According to Lemma 9.2, the expression of $\nabla_\theta v_\pi(s)$ is \[ \color{salmon}{\nabla_\theta v_\pi(s)=\sum_{s^{\prime} \in \mathcal{S}} \operatorname{Pr}_\pi\left(s^{\prime} \mid s\right) \sum_{a \in \mathcal{A}} \nabla_\theta \pi\left(a \mid s^{\prime}, \theta\right) q_\pi\left(s^{\prime}, a\right)}, \] where \[ \operatorname{Pr}_\pi\left(s^{\prime} \mid s\right) \doteq \sum_{k=0}^{\infty} \gamma^k\left[P_\pi^k\right]_{s s^{\prime}}=\left[\left(I_n-\gamma P_\pi\right)^{-1}\right]_{s s^{\prime}} \] Substituting $\color{salmon}{\nabla_\theta v_\pi(s)}$ into $\sum_{s \in \mathcal{S}} d_\beta(s) \nabla_\theta v_\pi(s)$ yields \[ \begin{aligned} \nabla_\theta J(\theta)=\sum_{s \in \mathcal{S}} d_\beta(s) \nabla_\theta v_\pi(s) & =\sum_{s \in \mathcal{S}} d_\beta(s) \sum_{s^{\prime} \in \mathcal{S}} \operatorname{Pr}_\pi\left(s^{\prime} \mid s\right) \sum_{a \in \mathcal{A}} \nabla_\theta \pi\left(a \mid s^{\prime}, \theta\right) q_\pi\left(s^{\prime}, a\right) \\ & =\sum_{s^{\prime} \in \mathcal{S}}\left(\sum_{s \in \mathcal{S}} d_\beta(s) \operatorname{Pr}_\pi\left(s^{\prime} \mid s\right)\right) \sum_{a \in \mathcal{A}} \nabla_\theta \pi\left(a \mid s^{\prime}, \theta\right) q_\pi\left(s^{\prime}, a\right) \\ & \doteq \sum_{s^{\prime} \in \mathcal{S}} \rho\left(s^{\prime}\right) \sum_{a \in \mathcal{A}} \nabla_\theta \pi\left(a \mid s^{\prime}, \theta\right) q_\pi\left(s^{\prime}, a\right) \\ & =\sum_{s \in \mathcal{S}} \rho(s) \sum_{a \in \mathcal{A}} \nabla_\theta \pi(a \mid s, \theta) q_\pi(s, a) \quad \text { (change } s^{\prime} \text { to } s \text { ) } \\ & =\mathbb{E}_{S \sim \rho}\left[\sum_{a \in \mathcal{A}} \nabla_\theta \pi(a \mid S, \theta) q_\pi(S, a)\right] , \end{aligned} \]

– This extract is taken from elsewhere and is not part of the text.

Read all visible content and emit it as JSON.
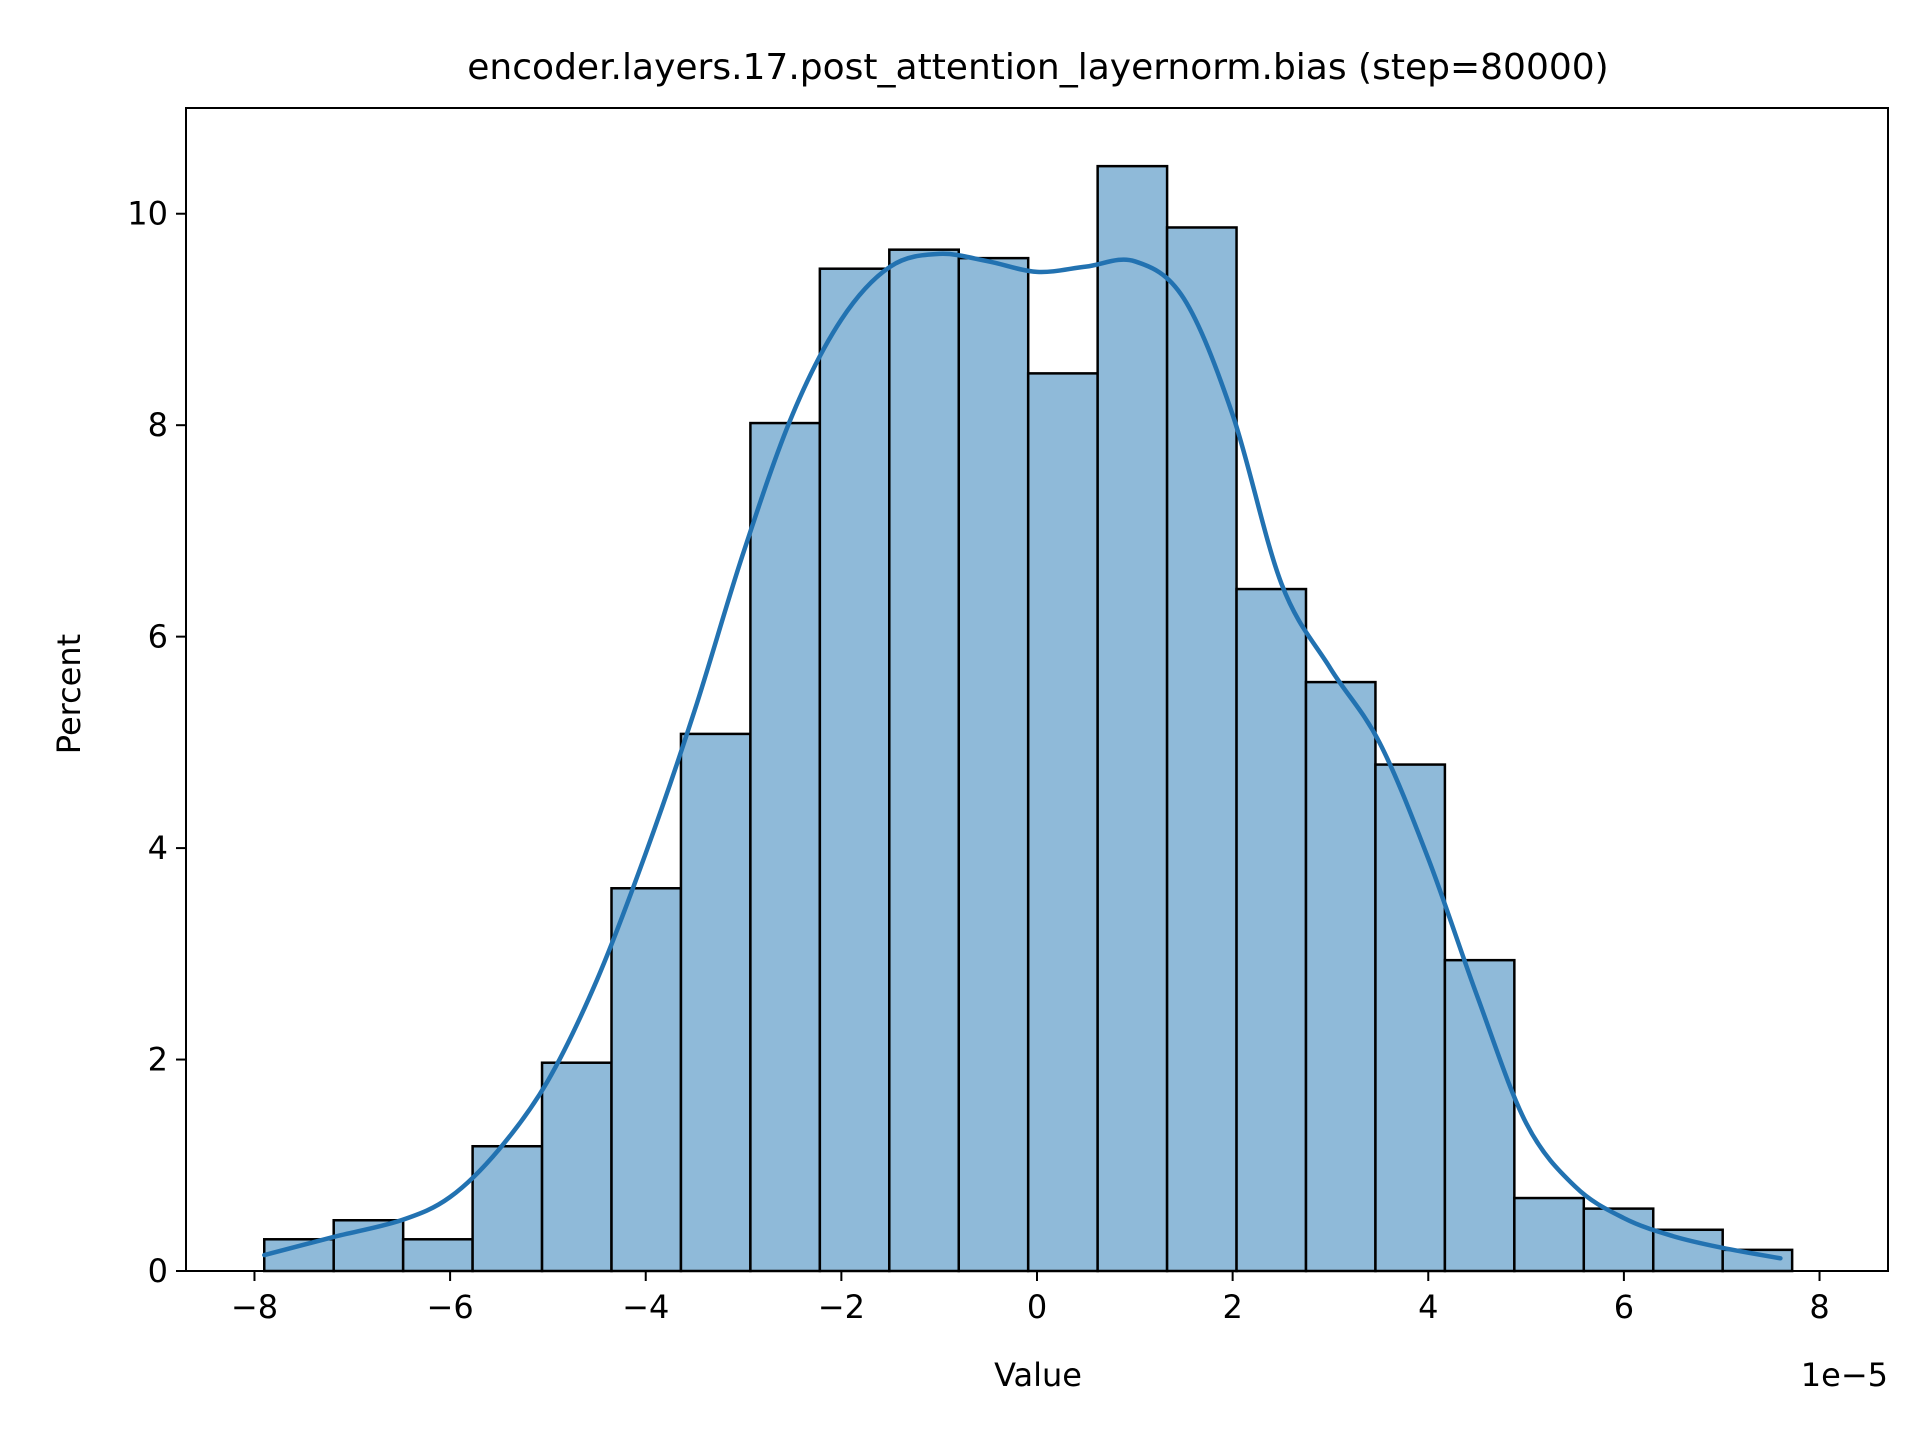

where the 3rd equation is because \[ \rho(s) \doteq \sum_{s^{\prime} \in \mathcal{S}} d_\beta\left(s^{\prime}\right) \operatorname{Pr}_\pi\left(s \mid s^{\prime}\right), \quad s \in \mathcal{S} . \]

By using the importance sampling technique, the above equation can be further rewritten as $$ \[\begin{aligned} \mathbb{E}_{S \sim \rho}\left[\sum_{a \in \mathcal{A}} \nabla_\theta \pi(a \mid S, \theta) q_\pi(S, a)\right] & = \mathbb{E}_{S \sim \rho}\left[\sum_{a \in \mathcal{A}} \color{brown}{\beta(a \mid S)} \frac{\color{silver}{\pi(a \mid S, \theta)}}{\color{brown}{\beta(a \mid S)}} \frac{\nabla_\theta \color{silver}{\pi(a \mid S, \theta)}}{\pi(a \mid S, \theta)} q_\pi(S, a)\right] \\ & =\mathbb{E}_{S \sim \rho}\left[\sum_{a \in \mathcal{A}} \beta(a \mid S) \frac{\pi(a \mid S, \theta)}{\beta(a \mid S)} \nabla_\theta \ln \pi(a \mid S, \theta) q_\pi(S, a)\right] \\ & =\mathbb{E}_{S \sim \rho, A \sim \beta}\left[\frac{\pi(A \mid S, \theta)}{\beta(A \mid S)} \nabla_\theta \ln \pi(A \mid S, \theta) q_\pi(S, A)\right] . \end{aligned}\]

The proof is complete. The above proof is similar to that of Theorem 9.1.